The Medtronic SelectSecure™ MRI SureScan™ 3830 lead is utilized for the implementation of LBBAP to manage symptomatic bradyarrhythmia. The lead is carefully inserted deep into the septum, guided either by a fixed-shape catheter (C315 His) or by a steerable catheter with a preshaped distal curve (SelectSite™ Deflectable C304 His). This pacing lead has some advantages and disadvantages. The absence of a central lumen and the utilization of a conductor cable instead of a coil result in enhanced redundancy in insulation, greater tensile strength, decreased overall volume, and increased lead durability. In cases where extraction is necessary, since it is a lumenless lead, it can easily be manually extracted with counterclockwise rotation from the body, or extraction devices can be used when needed. This pacing lead also offers adaptability for pacing in alternative locations. Different guiding catheters may be needed for placement in different implantation sites. The use of guiding catheters and splitters during implantation may slightly increase the dislocation rate.

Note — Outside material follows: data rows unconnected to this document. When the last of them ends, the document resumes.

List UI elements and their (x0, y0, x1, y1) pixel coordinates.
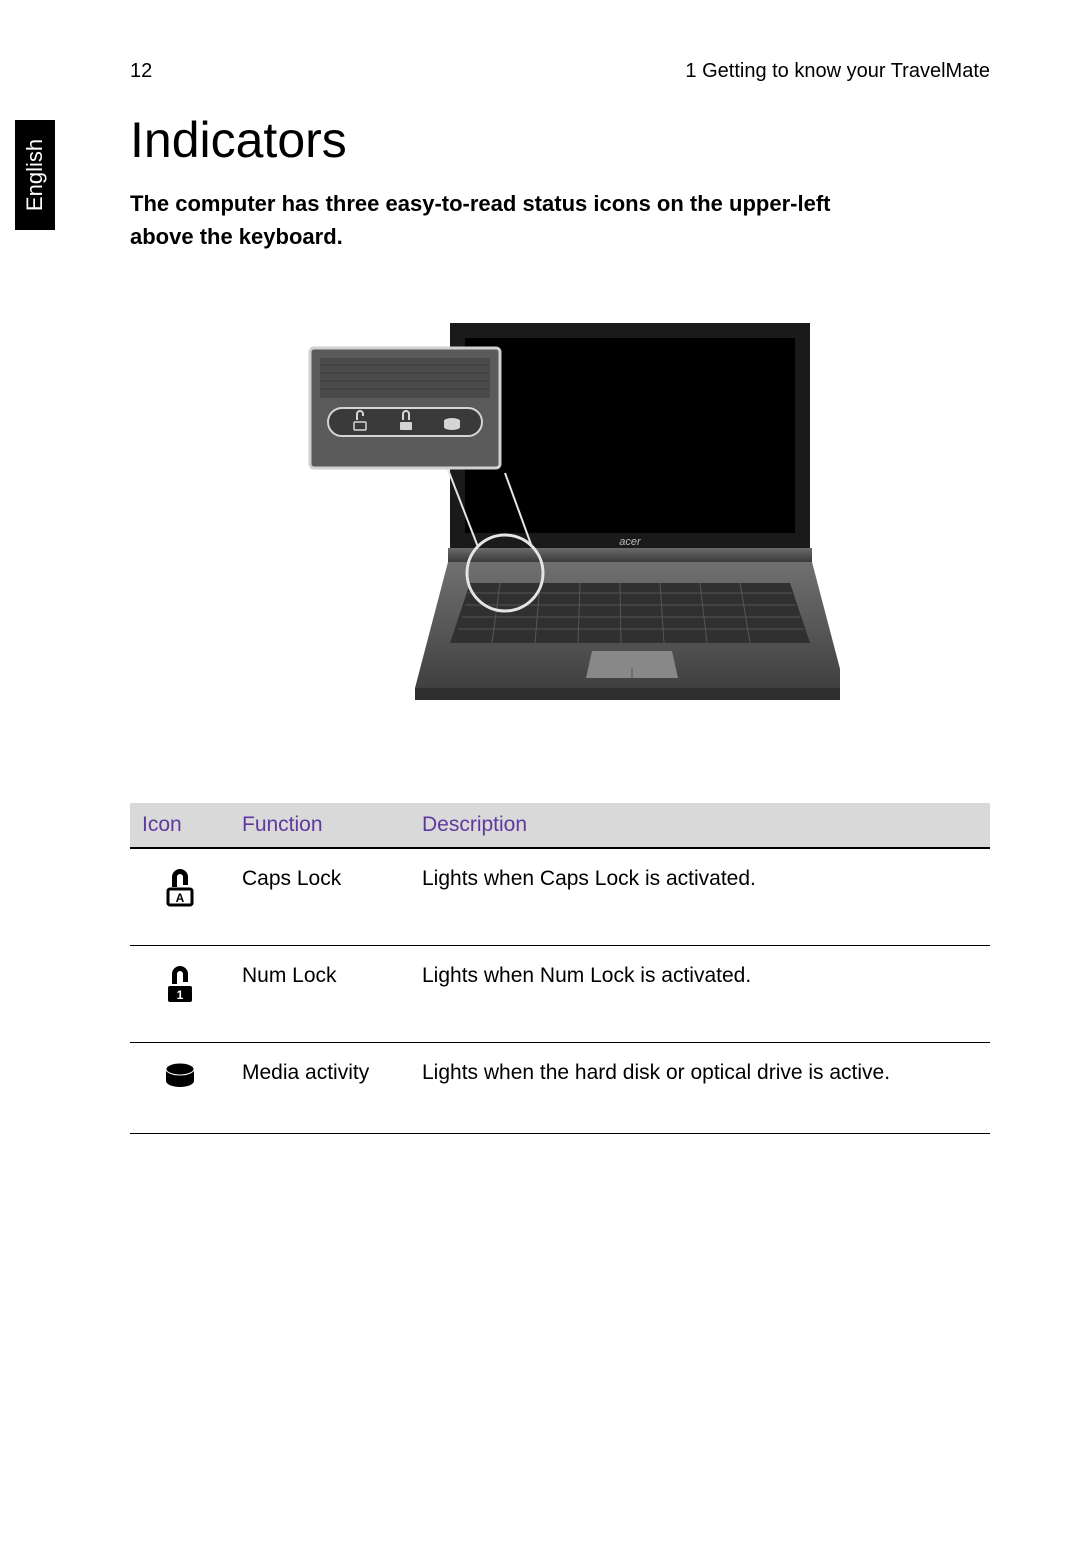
media-activity-icon (162, 1061, 198, 1095)
indicator-callout (310, 348, 500, 468)
col-icon: Icon (130, 803, 230, 848)
brand-text: acer (619, 536, 642, 548)
indicators-table: Icon Function Description A Caps Lock Li… (130, 803, 990, 1134)
icon-cell: A (130, 848, 230, 946)
description-cell: Lights when the hard disk or optical dri… (410, 1043, 990, 1134)
table-header-row: Icon Function Description (130, 803, 990, 848)
laptop-figure: acer (130, 293, 990, 733)
manual-page: English 12 1 Getting to know your Travel… (0, 0, 1080, 1549)
section-heading: Indicators (130, 111, 990, 169)
svg-text:1: 1 (177, 988, 184, 1002)
description-cell: Lights when Caps Lock is activated. (410, 848, 990, 946)
chapter-title: 1 Getting to know your TravelMate (685, 60, 990, 83)
language-tab-label: English (22, 139, 48, 211)
icon-cell (130, 1043, 230, 1134)
col-function: Function (230, 803, 410, 848)
function-cell: Caps Lock (230, 848, 410, 946)
page-header: 12 1 Getting to know your TravelMate (130, 60, 990, 83)
function-cell: Media activity (230, 1043, 410, 1134)
table-row: 1 Num Lock Lights when Num Lock is activ… (130, 946, 990, 1043)
laptop-base (415, 562, 840, 700)
intro-paragraph: The computer has three easy-to-read stat… (130, 187, 890, 253)
icon-cell: 1 (130, 946, 230, 1043)
page-number: 12 (130, 60, 152, 83)
table-row: Media activity Lights when the hard disk… (130, 1043, 990, 1134)
table-row: A Caps Lock Lights when Caps Lock is act… (130, 848, 990, 946)
svg-text:A: A (176, 891, 185, 905)
caps-lock-icon: A (162, 867, 198, 907)
num-lock-icon: 1 (162, 964, 198, 1004)
col-description: Description (410, 803, 990, 848)
description-cell: Lights when Num Lock is activated. (410, 946, 990, 1043)
function-cell: Num Lock (230, 946, 410, 1043)
laptop-lid: acer (448, 323, 812, 562)
laptop-illustration: acer (280, 293, 840, 733)
language-tab: English (15, 120, 55, 230)
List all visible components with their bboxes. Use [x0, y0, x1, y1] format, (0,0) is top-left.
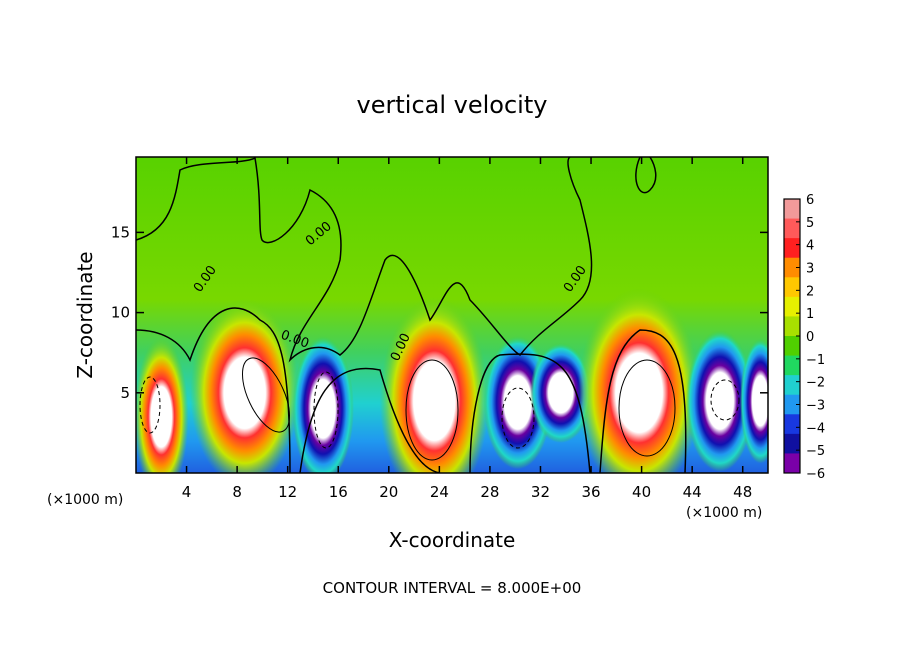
- colorbar-tick-label: −2: [806, 376, 825, 391]
- colorbar-band: [784, 296, 800, 317]
- contour-interval-footer: CONTOUR INTERVAL = 8.000E+00: [323, 579, 582, 597]
- x-tick-label: 32: [531, 483, 550, 501]
- x-tick-label: 40: [632, 483, 651, 501]
- x-unit-label-left: (×1000 m): [47, 492, 123, 508]
- colorbar-tick-label: 3: [806, 262, 814, 277]
- positive-contour: [618, 359, 676, 457]
- colorbar-tick-label: 4: [806, 239, 814, 254]
- colorbar-tick-label: 2: [806, 284, 814, 299]
- x-tick-label: 20: [379, 483, 398, 501]
- colorbar: 6 5 4 3 2 1 0 −1 −2 −3 −4 −5 −6: [783, 193, 825, 482]
- colorbar-band: [784, 414, 800, 435]
- x-tick-label: 16: [329, 483, 348, 501]
- x-tick-label: 28: [480, 483, 499, 501]
- x-tick-label: 44: [683, 483, 702, 501]
- colorbar-band: [784, 355, 800, 376]
- negative-contour: [710, 379, 740, 421]
- positive-contours: [242, 357, 676, 461]
- zero-contours: [136, 157, 687, 473]
- x-tick-label: 12: [278, 483, 297, 501]
- plot-frame: [135, 156, 769, 474]
- plot-area: [136, 157, 768, 473]
- colorbar-tick-label: −3: [806, 399, 825, 414]
- updraft-cell: [577, 288, 701, 473]
- x-tick-label: 4: [182, 483, 192, 501]
- colorbar-band: [784, 316, 800, 337]
- updraft-cell: [136, 337, 189, 473]
- colorbar-tick-label: 6: [806, 193, 814, 208]
- x-axis-ticks: 4 8 12 16 20 24 28 32 36 40 44 48: [182, 157, 752, 501]
- y-tick-label: 10: [111, 304, 130, 322]
- y-axis-label: Z-coordinate: [73, 251, 97, 378]
- zero-contour-line: [635, 157, 657, 194]
- colorbar-band: [784, 238, 800, 259]
- downdraft-cell: [685, 329, 755, 472]
- positive-contour: [242, 357, 290, 433]
- colorbar-tick-label: 5: [806, 216, 814, 231]
- downdraft-cell: [739, 338, 768, 464]
- velocity-field: [136, 288, 768, 473]
- updraft-cell: [379, 296, 489, 473]
- colorbar-band: [784, 199, 800, 220]
- x-axis-label: X-coordinate: [389, 528, 516, 552]
- colorbar-tick-label: −6: [806, 467, 825, 482]
- zero-contour-line: [599, 329, 687, 473]
- positive-contour: [405, 359, 459, 461]
- colorbar-tick-label: 0: [806, 330, 814, 345]
- colorbar-band: [784, 453, 800, 474]
- colorbar-band: [784, 394, 800, 415]
- colorbar-band: [784, 375, 800, 396]
- zero-contour-line: [469, 353, 591, 473]
- y-axis-ticks: 5 10 15: [111, 223, 768, 402]
- colorbar-band: [784, 336, 800, 357]
- colorbar-band: [784, 257, 800, 278]
- x-tick-label: 24: [430, 483, 449, 501]
- colorbar-band: [784, 277, 800, 298]
- x-tick-label: 48: [733, 483, 752, 501]
- zero-contour-line: [136, 157, 593, 363]
- y-tick-label: 15: [111, 223, 130, 241]
- x-tick-label: 36: [581, 483, 600, 501]
- colorbar-band: [784, 218, 800, 239]
- colorbar-tick-label: −4: [806, 421, 825, 436]
- x-unit-label-right: (×1000 m): [686, 505, 762, 521]
- colorbar-tick-label: 1: [806, 307, 814, 322]
- negative-contour: [501, 387, 535, 449]
- negative-contour: [139, 376, 161, 434]
- y-tick-label: 5: [120, 384, 130, 402]
- x-tick-label: 8: [232, 483, 242, 501]
- zero-contour-line: [136, 307, 291, 473]
- zero-contour-line: [299, 367, 441, 473]
- chart-title: vertical velocity: [357, 91, 548, 119]
- negative-contours: [139, 371, 740, 449]
- colorbar-band: [784, 433, 800, 454]
- colorbar-tick-label: −5: [806, 444, 825, 459]
- downdraft-cell: [292, 335, 354, 473]
- negative-contour: [313, 371, 339, 449]
- downdraft-cell: [529, 342, 592, 443]
- colorbar-tick-label: −1: [806, 353, 825, 368]
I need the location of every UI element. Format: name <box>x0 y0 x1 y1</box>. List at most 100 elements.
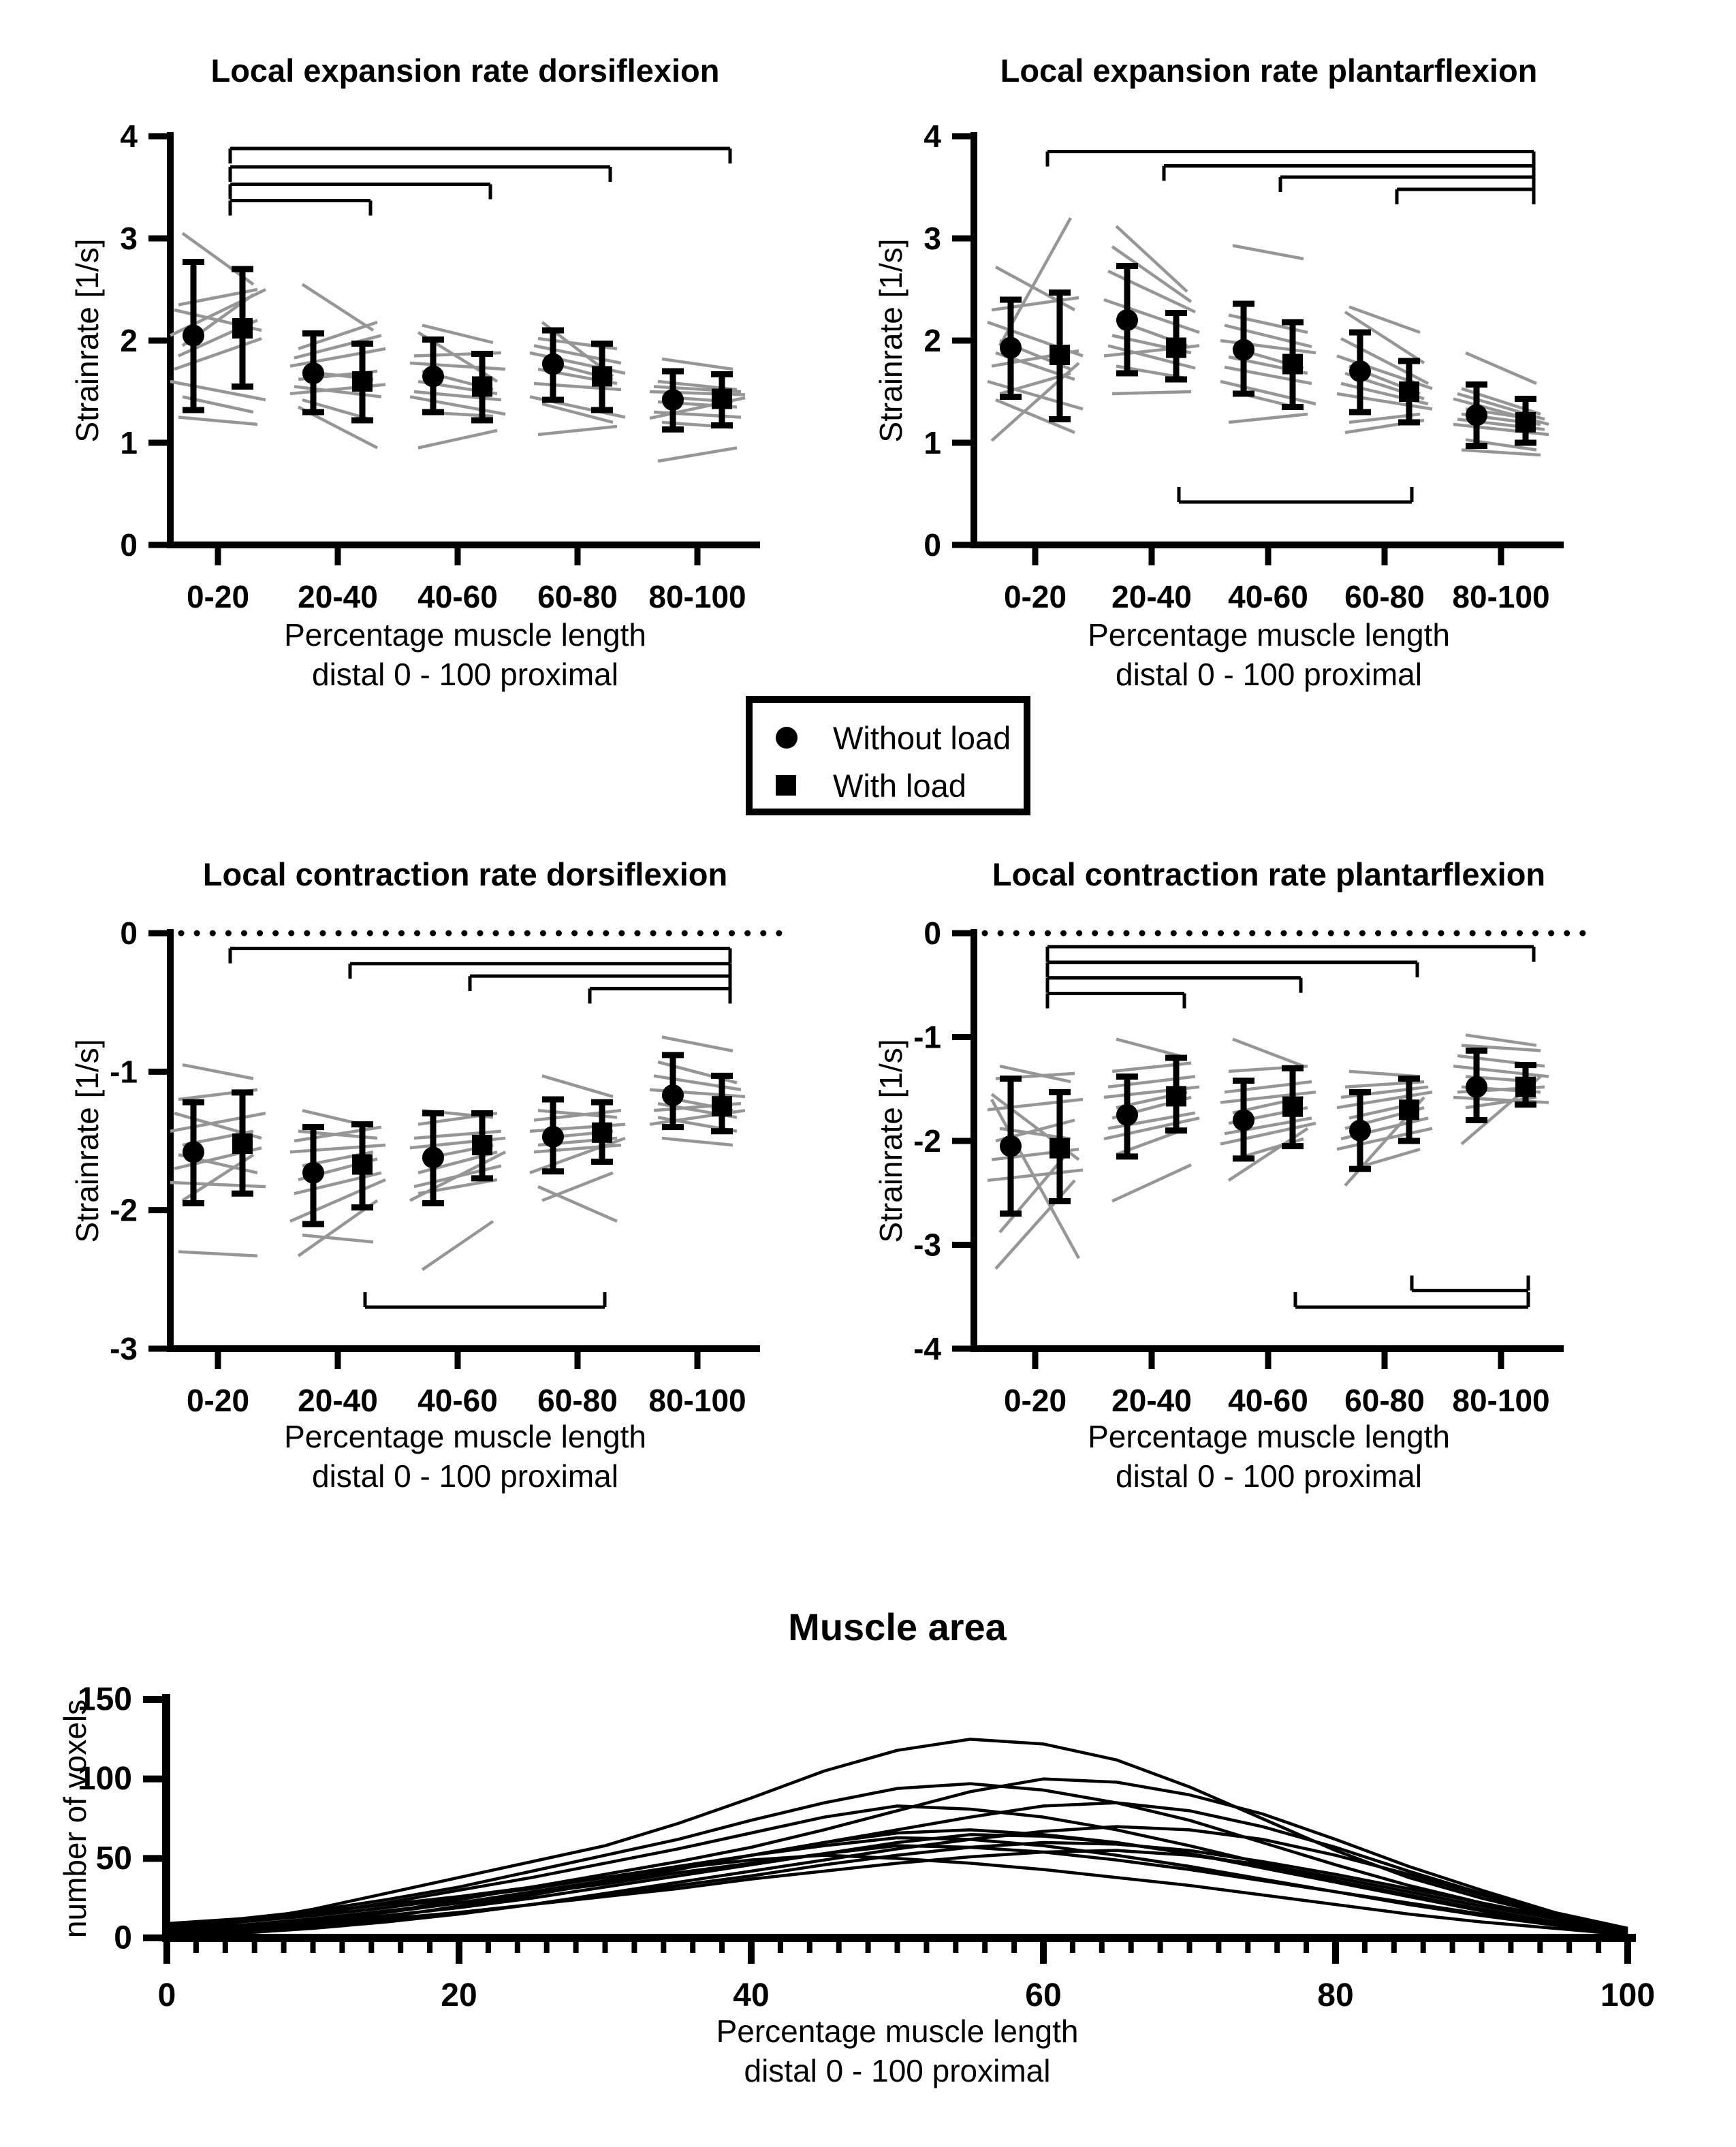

It is crucial to maintain vigilant monitoring of paced QRS morphology and pacing impedance throughout the lead advancement into the septum to minimize the risk of perforation. To prevent septal perforation in children, during septal penetration of the electrode, it is important not to rotate the lead body too rapidly and uncontrollably, but rather to test pacing parameters and ECG after each few turns. Especially in the presence of a very thin septum, it may be necessary to penetrate only the distal cathode tip of the electrode and perform unipolar pacing if necessary.

Individuals requiring cardiac pacing are at risk of complications associated with prolonged right ventricular pacing. Specifically, congenital complete heart block involves a specific patient group requiring extended pacing starting early in life. Consequently, a thoughtful approach to physiological pacing becomes crucial within this subset, with options including HBP or LBBAP. This strategic selection aims to involve the native cardiac conduction system, promoting synchronized ventricular contractions. While this approach seems reliable in the adolescent demographic, its dependability remains uncertain in the childhood age group due to the thinness of the septum, potentially requiring extraction.